Second question, Is there a way to add CI to the

seqmtplot(seq_time)

enter image description here

Thanks a lot.

The sample

   dt = structure(c("e nuclear and acquaintance", "d nuclear", "d nuclear", 
"d nuclear", "e nuclear and acquaintance", "j work study sleep", 
"d nuclear", "a alone", "j work study sleep", "c child", "e nuclear and acquaintance", 
"d nuclear", "d nuclear", "d nuclear", "e nuclear and acquaintance", 
"j work study sleep", "d nuclear", "a alone", "j work study sleep", 
"c child", "e nuclear and acquaintance", "d nuclear", "d nuclear", 
"d nuclear", "e nuclear and acquaintance", "j work study sleep", 
"d nuclear", "a alone", "j work study sleep", "c child", "d nuclear", 
"d nuclear", "d nuclear", "d nuclear", "e nuclear and acquaintance", 
"j work study sleep", "d nuclear", "c child", "j work study sleep", 
"c child", "d nuclear", "d nuclear", "d nuclear", "d nuclear", 
"e nuclear and acquaintance", "j work study sleep", "d nuclear", 
"c child", "j work study sleep", "c child", "d nuclear", "d nuclear", 
"d nuclear", "d nuclear", "e nuclear and acquaintance", "a alone", 
"d nuclear", "c child", "j work study sleep", "c child", "d nuclear", 
"d nuclear", "d nuclear", "d nuclear", "e nuclear and acquaintance", 
"a alone", "d nuclear", "c child", "j work study sleep", "c child", 
"d nuclear", "d nuclear", "d nuclear", "d nuclear", "e nuclear and acquaintance", 
"b partner", "d nuclear", "c child", "j work study sleep", "c child", 
"d nuclear", "d nuclear", "d nuclear", "d nuclear", "e nuclear and acquaintance", 
 "d nuclear", "d nuclear", "c child", "j work study sleep", "c child", 
"d nuclear", "d nuclear", "e nuclear and acquaintance", "e nuclear and acquaintance", 
"e nuclear and acquaintance", "d nuclear", "d nuclear", "c child", 
"j work study sleep", "c child", "d nuclear", "d nuclear", "e nuclear and acquaintance", 
"e nuclear and acquaintance", "e nuclear and acquaintance", "d nuclear", 
 "d nuclear", "d nuclear", "j work study sleep", "c child"), .Dim = 10:11, .Dimnames = list(
c("1", "2", "3", "4", "5", "6", "7", "8", "9", "10"), c("10:30", 
"10:40", "10:50", "11:00", "11:10", "11:20", "11:30", "11:40", 
"11:50", "12:00", "12:10")))

Solution

  • There is currently no built in function in TraMineR to get the standard deviation of the time spent in states.

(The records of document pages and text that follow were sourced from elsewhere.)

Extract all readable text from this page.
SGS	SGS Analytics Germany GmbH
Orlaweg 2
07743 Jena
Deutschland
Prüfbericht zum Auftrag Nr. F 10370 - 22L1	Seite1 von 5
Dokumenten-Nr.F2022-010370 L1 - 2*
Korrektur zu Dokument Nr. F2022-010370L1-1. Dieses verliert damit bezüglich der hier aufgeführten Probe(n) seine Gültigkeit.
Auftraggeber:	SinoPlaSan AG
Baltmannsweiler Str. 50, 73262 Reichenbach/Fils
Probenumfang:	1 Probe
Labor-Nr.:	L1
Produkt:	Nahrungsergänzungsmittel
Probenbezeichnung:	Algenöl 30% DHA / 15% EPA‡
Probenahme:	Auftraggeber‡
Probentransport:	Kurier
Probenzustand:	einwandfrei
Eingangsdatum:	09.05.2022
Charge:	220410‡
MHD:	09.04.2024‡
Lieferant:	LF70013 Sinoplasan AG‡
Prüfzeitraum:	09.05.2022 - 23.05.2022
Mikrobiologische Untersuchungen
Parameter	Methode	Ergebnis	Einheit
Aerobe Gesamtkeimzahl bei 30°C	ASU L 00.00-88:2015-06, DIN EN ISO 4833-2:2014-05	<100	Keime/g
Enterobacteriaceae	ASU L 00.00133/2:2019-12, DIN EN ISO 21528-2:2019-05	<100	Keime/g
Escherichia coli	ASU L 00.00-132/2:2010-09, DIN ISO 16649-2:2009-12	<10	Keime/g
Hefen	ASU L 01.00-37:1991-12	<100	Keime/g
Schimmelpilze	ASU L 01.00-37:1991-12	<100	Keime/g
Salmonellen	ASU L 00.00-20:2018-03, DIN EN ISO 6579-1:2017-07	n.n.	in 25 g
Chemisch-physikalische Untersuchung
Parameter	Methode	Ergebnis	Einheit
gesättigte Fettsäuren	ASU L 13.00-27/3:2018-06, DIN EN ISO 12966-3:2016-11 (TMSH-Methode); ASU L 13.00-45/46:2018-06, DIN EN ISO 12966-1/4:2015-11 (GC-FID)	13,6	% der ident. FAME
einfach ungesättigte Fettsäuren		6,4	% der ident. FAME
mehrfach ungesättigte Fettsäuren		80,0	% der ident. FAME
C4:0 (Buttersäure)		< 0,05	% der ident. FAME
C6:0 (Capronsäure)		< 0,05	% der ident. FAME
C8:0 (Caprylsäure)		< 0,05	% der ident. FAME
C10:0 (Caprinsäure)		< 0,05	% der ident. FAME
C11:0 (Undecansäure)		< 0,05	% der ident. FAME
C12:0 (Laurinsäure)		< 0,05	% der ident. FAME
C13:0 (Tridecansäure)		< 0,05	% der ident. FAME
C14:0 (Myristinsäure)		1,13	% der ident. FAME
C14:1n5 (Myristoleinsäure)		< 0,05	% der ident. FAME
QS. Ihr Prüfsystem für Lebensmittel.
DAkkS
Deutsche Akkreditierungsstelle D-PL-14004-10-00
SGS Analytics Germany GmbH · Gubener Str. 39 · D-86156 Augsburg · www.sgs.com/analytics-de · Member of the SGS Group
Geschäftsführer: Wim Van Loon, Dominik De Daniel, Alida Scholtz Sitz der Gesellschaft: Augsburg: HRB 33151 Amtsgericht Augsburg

Here is how you can compute this standard deviation and the standard error of the mean time spent in the different states

    dt.statd <- seqistatd(dt_time)
    
    mt <- apply(dt.statd, 2, mean)
    sdt <- apply(dt.statd, 2, sd)
    se.mt <- sdt/sqrt(nrow(dt.statd))
    ## using 2*se.mt as approximate error margins
    mtime <- data.frame(mean = mt, sdev = sdt, se.mean = se.mt, ci.L=mt-2*se.mt, ci.U=mt+2*se.mt)
    
    round(mtime, 3)
    

    If you have weighted sequences, you will have to consider weighted means and standard deviation. Here is an example with the mvad data

    library(TraMineR)
    data(mvad)
    mvad.lab <- c("employment", "further education", "higher education",
                  "joblessness", "school", "training")
    mvad.shortlab <- c("EM", "FE", "HE", "JL", "SC", "TR")
    mvad.seq <- seqdef(mvad[, 17:86], states = mvad.shortlab,
                       labels = mvad.lab, weights = mvad$weight, xtstep = 6)
    
    ## state distribution in each sequence
    mvad.statd <- seqistatd(mvad.seq)
    
    library(SDMTools) ## for weighted mean and std
    mt <- apply(mvad.statd, 2, wt.mean, w = mvad$weight)
    sdt <- apply(mvad.statd, 2, wt.sd, w = mvad$weight)
    se.mt <- sdt/sqrt(sum(mvad$weight))
    mtime <- data.frame(mean = mt, sdev = sdt, se.mean = se.mt)
    round(mtime, 3)
    

    To add error bars on the plot, consider the errbar function from the Hmisc package.

    Hope this helps.

    ============

    The computation of the standard errors of the meant times and the plot of the error bars is available in TraMineR since version 1.8-11. See the help pages of functions seqmeant and plot.stslist.meant.